İç çamaşırları 300 yılı aşkın süredir hayatımızda olsa da her zaman bugün göründükleri gibi değillerdi. Birçok kadının illet olarak gördüğü sütyenlerden tutun da korselere, tangalardan braletlere kadar inanılmaz değişimler geçiren iç çamaşırları fonksiyonel kullanımlarının yanı sıra modanın değişimiyle birlikte de şekillendiler. İhtiyaçlara göre form değiştirip değişik renklerde, bedenlerde ve amaçlarda hayatımıza girdiler. Bazen seksi hissetmemizi sağladılar bazen de berbat. Gelin sizinle beraber iç çamaşırlarının geçmişten günümüze evrildiği hallere bir göz atalım.
1850’ler: Kalça kemiği görüntüsünü ortaya çıkaran korseler
Korselerin asıl tarihi 16. yüzyılı kadar uzanıyor. Etkileri günümüzde bile çeşitli formlarda devam etmekte. Tartışma yaratan bel incelticiler, dantelli korse formlu iç çamaşırları ve hatta 2019’un trendlerinden olan kalın yarım korse görünümlü kemerler. İşte size 1850’lerden kalp yaka, dramatik ve gösterişli görünüm için kalça eklentili bir gelinlik korsesi.
1870’ler: Kurdele detaylı korseler
İç çamaşırını dış giyime uyarlama aslında 2018’in trendi değilmiş. 1870’lerde kombinlerin yapı taşlarını oluşturan korselerde fiyonk detayları öne çıkıyor. Bu fotoğrafta İtalyan opera şarkıcısı Adelina Patti’yi önünde fiyonk detayları olan bir korseyle görüyoruz. Dizaynlarına göre değişse de genelde bu zamanlarda korselerin arkada ipek bağcıkları da oluyordu.
1880’ler: Renkli korseler
Bütün korseler beyaz ya da naturel renklerde değildi tabii ki. 1880’lere geldiğimizde korseler renklenmeye başladı. Mavi ve altın en çok kullanılan renkler arasındaydı. Korselerin tasarımına daha fazla ayrıntı eklendi ve kıyafetin öne çıkan parçası haline gelmeye başladılar.

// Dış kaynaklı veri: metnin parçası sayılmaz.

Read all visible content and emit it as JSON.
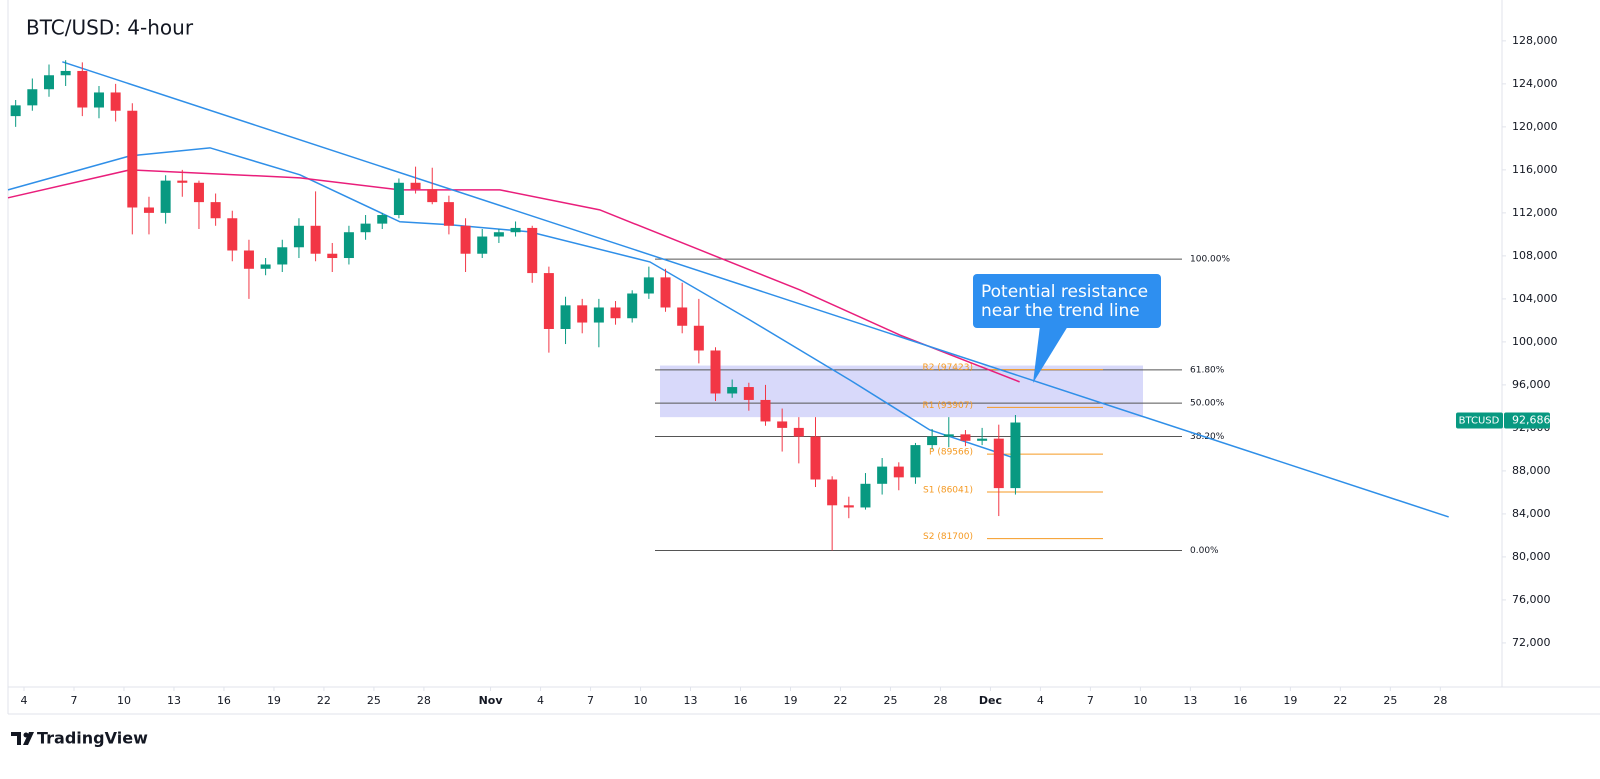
{
  "chart_data": {
    "type": "candlestick",
    "title": "BTC/USD: 4-hour",
    "xlim": [
      2.04,
      91.7
    ],
    "ylim": [
      67900,
      131800
    ],
    "xticks": [
      {
        "value": 3,
        "label": "4"
      },
      {
        "value": 6,
        "label": "7"
      },
      {
        "value": 9,
        "label": "10"
      },
      {
        "value": 12,
        "label": "13"
      },
      {
        "value": 15,
        "label": "16"
      },
      {
        "value": 18,
        "label": "19"
      },
      {
        "value": 21,
        "label": "22"
      },
      {
        "value": 24,
        "label": "25"
      },
      {
        "value": 27,
        "label": "28"
      },
      {
        "value": 31,
        "label": "Nov"
      },
      {
        "value": 34,
        "label": "4"
      },
      {
        "value": 37,
        "label": "7"
      },
      {
        "value": 40,
        "label": "10"
      },
      {
        "value": 43,
        "label": "13"
      },
      {
        "value": 46,
        "label": "16"
      },
      {
        "value": 49,
        "label": "19"
      },
      {
        "value": 52,
        "label": "22"
      },
      {
        "value": 55,
        "label": "25"
      },
      {
        "value": 58,
        "label": "28"
      },
      {
        "value": 61,
        "label": "Dec"
      },
      {
        "value": 64,
        "label": "4"
      },
      {
        "value": 67,
        "label": "7"
      },
      {
        "value": 70,
        "label": "10"
      },
      {
        "value": 73,
        "label": "13"
      },
      {
        "value": 76,
        "label": "16"
      },
      {
        "value": 79,
        "label": "19"
      },
      {
        "value": 82,
        "label": "22"
      },
      {
        "value": 85,
        "label": "25"
      },
      {
        "value": 88,
        "label": "28"
      }
    ],
    "yticks": [
      {
        "value": 72000,
        "label": "72,000"
      },
      {
        "value": 76000,
        "label": "76,000"
      },
      {
        "value": 80000,
        "label": "80,000"
      },
      {
        "value": 84000,
        "label": "84,000"
      },
      {
        "value": 88000,
        "label": "88,000"
      },
      {
        "value": 92000,
        "label": "92,000"
      },
      {
        "value": 96000,
        "label": "96,000"
      },
      {
        "value": 100000,
        "label": "100,000"
      },
      {
        "value": 104000,
        "label": "104,000"
      },
      {
        "value": 108000,
        "label": "108,000"
      },
      {
        "value": 112000,
        "label": "112,000"
      },
      {
        "value": 116000,
        "label": "116,000"
      },
      {
        "value": 120000,
        "label": "120,000"
      },
      {
        "value": 124000,
        "label": "124,000"
      },
      {
        "value": 128000,
        "label": "128,000"
      }
    ],
    "up_color": "#089981",
    "down_color": "#f23645",
    "x": [
      2.5,
      3.5,
      4.5,
      5.5,
      6.5,
      7.5,
      8.5,
      9.5,
      10.5,
      11.5,
      12.5,
      13.5,
      14.5,
      15.5,
      16.5,
      17.5,
      18.5,
      19.5,
      20.5,
      21.5,
      22.5,
      23.5,
      24.5,
      25.5,
      26.5,
      27.5,
      28.5,
      29.5,
      30.5,
      31.5,
      32.5,
      33.5,
      34.5,
      35.5,
      36.5,
      37.5,
      38.5,
      39.5,
      40.5,
      41.5,
      42.5,
      43.5,
      44.5,
      45.5,
      46.5,
      47.5,
      48.5,
      49.5,
      50.5,
      51.5,
      52.5,
      53.5,
      54.5,
      55.5,
      56.5,
      57.5,
      58.5,
      59.5,
      60.5,
      61.5,
      62.5
    ],
    "open": [
      121000,
      122000,
      123500,
      124800,
      125200,
      121800,
      123200,
      121500,
      112500,
      112000,
      115000,
      114800,
      113000,
      111500,
      108500,
      106800,
      107200,
      108800,
      110800,
      108200,
      107800,
      110200,
      111000,
      111800,
      114800,
      114200,
      113000,
      110800,
      108200,
      109800,
      110200,
      110600,
      106400,
      101200,
      103400,
      101800,
      103200,
      102200,
      104500,
      106000,
      103200,
      101500,
      99200,
      95200,
      95800,
      94600,
      92600,
      92000,
      91200,
      87200,
      84800,
      84600,
      86800,
      88400,
      87400,
      90400,
      91200,
      91400,
      90800,
      91000,
      86400
    ],
    "high": [
      122500,
      124500,
      125800,
      126200,
      126000,
      123800,
      124000,
      122200,
      113500,
      115500,
      116000,
      115000,
      113800,
      112200,
      109500,
      107800,
      109500,
      111500,
      114000,
      109200,
      110800,
      111800,
      112000,
      115200,
      116300,
      116200,
      113600,
      111500,
      110500,
      110500,
      111200,
      110800,
      107000,
      104200,
      104000,
      104000,
      103800,
      104800,
      107000,
      106800,
      105500,
      104000,
      99500,
      96500,
      96200,
      96000,
      93800,
      93000,
      93000,
      87500,
      85600,
      87800,
      89200,
      88800,
      90600,
      91900,
      93000,
      91800,
      92000,
      92300,
      93200
    ],
    "low": [
      120000,
      121500,
      122800,
      123800,
      121000,
      120800,
      120500,
      110000,
      110000,
      111000,
      113500,
      110500,
      110800,
      107500,
      104000,
      106200,
      106500,
      107800,
      107500,
      106500,
      107200,
      109500,
      110500,
      111500,
      113800,
      112800,
      110000,
      106500,
      107800,
      109200,
      109800,
      105500,
      99000,
      99800,
      100800,
      99500,
      101600,
      101800,
      104000,
      102800,
      100800,
      98000,
      94500,
      94800,
      93600,
      92200,
      89800,
      88700,
      86500,
      80600,
      83600,
      84400,
      85800,
      86200,
      86800,
      90000,
      90200,
      90300,
      90400,
      83800,
      85800
    ],
    "close": [
      122000,
      123500,
      124800,
      125200,
      121800,
      123200,
      121500,
      112500,
      112000,
      115000,
      114800,
      113000,
      111500,
      108500,
      106800,
      107200,
      108800,
      110800,
      108200,
      107800,
      110200,
      111000,
      111800,
      114800,
      114200,
      113000,
      110800,
      108200,
      109800,
      110200,
      110600,
      106400,
      101200,
      103400,
      101800,
      103200,
      102200,
      104500,
      106000,
      103200,
      101500,
      99200,
      95200,
      95800,
      94600,
      92600,
      92000,
      91200,
      87200,
      84800,
      84600,
      86800,
      88400,
      87400,
      90400,
      91200,
      91400,
      90800,
      91000,
      86400,
      92500
    ],
    "lines": [
      {
        "color": "#2f8fe8",
        "x": [
          2.04,
          9.36,
          14.16,
          19.56,
          25.56,
          28.56,
          33.36,
          40.56,
          46.55,
          52.55,
          57.35,
          62.75
        ],
        "values": [
          114140,
          117300,
          118050,
          115540,
          111170,
          110900,
          110230,
          107440,
          102050,
          96470,
          91820,
          89030
        ]
      },
      {
        "color": "#e91e7b",
        "x": [
          2.04,
          9.36,
          19.56,
          25.56,
          31.56,
          37.55,
          43.55,
          49.55,
          55.55,
          62.75
        ],
        "values": [
          113400,
          116000,
          115260,
          114140,
          114140,
          112280,
          108560,
          104840,
          100650,
          96280
        ]
      },
      {
        "color": "#2f8fe8",
        "x": [
          5.3,
          88.5
        ],
        "values": [
          126050,
          83720
        ]
      }
    ],
    "zone": [
      93000,
      97800
    ],
    "levels": [
      {
        "value": 107700,
        "label": "100.00%"
      },
      {
        "value": 97400,
        "label": "61.80%"
      },
      {
        "value": 94300,
        "label": "50.00%"
      },
      {
        "value": 91200,
        "label": "38.20%"
      },
      {
        "value": 80600,
        "label": "0.00%"
      }
    ],
    "pivots": [
      {
        "value": 97423,
        "label": "R2 (97423)"
      },
      {
        "value": 93907,
        "label": "R1 (93907)"
      },
      {
        "value": 89566,
        "label": "P (89566)"
      },
      {
        "value": 86041,
        "label": "S1 (86041)"
      },
      {
        "value": 81700,
        "label": "S2 (81700)"
      }
    ],
    "annotation": [
      "Potential resistance",
      "near the trend line"
    ],
    "price_tag": {
      "symbol": "BTCUSD",
      "value": 92686,
      "label": "92,686"
    }
  },
  "brand": "TradingView"
}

1890’lar: Dantelli eklentiler
1890’lara gelindiğinde korseler iyice değişmeye başladı ve dantelli etekler veya şortlar edindiler. Fırfırlar kendilerini göstermeye başladı.
1900’ler: Uzun transparan gecelikler
Eğer tarihi bir filmde dikkat ederseniz kadınların pijamalarının genellikle uzun ve transparan elbiseler olduklarını görürsünüz. Bu yeni tarz bol, salaş ve rahat tarz uzun zamandır süregelen seksi ve vücut hatlarını öne çıkaran korse modasının hafiflemeye başladığını biraz olsun haber veriyor.
1910’lar: Korseler ve dizde biten taytlar
1890’lardaki etek ve şort eklentisine benzeyen bu akım, onlardan farklı olarak daha sakin bir görüntü yarattı. Silüeti kabartmaktansa toparlamayı gözeten bu yeni form sadeleşmenin habercisiydi.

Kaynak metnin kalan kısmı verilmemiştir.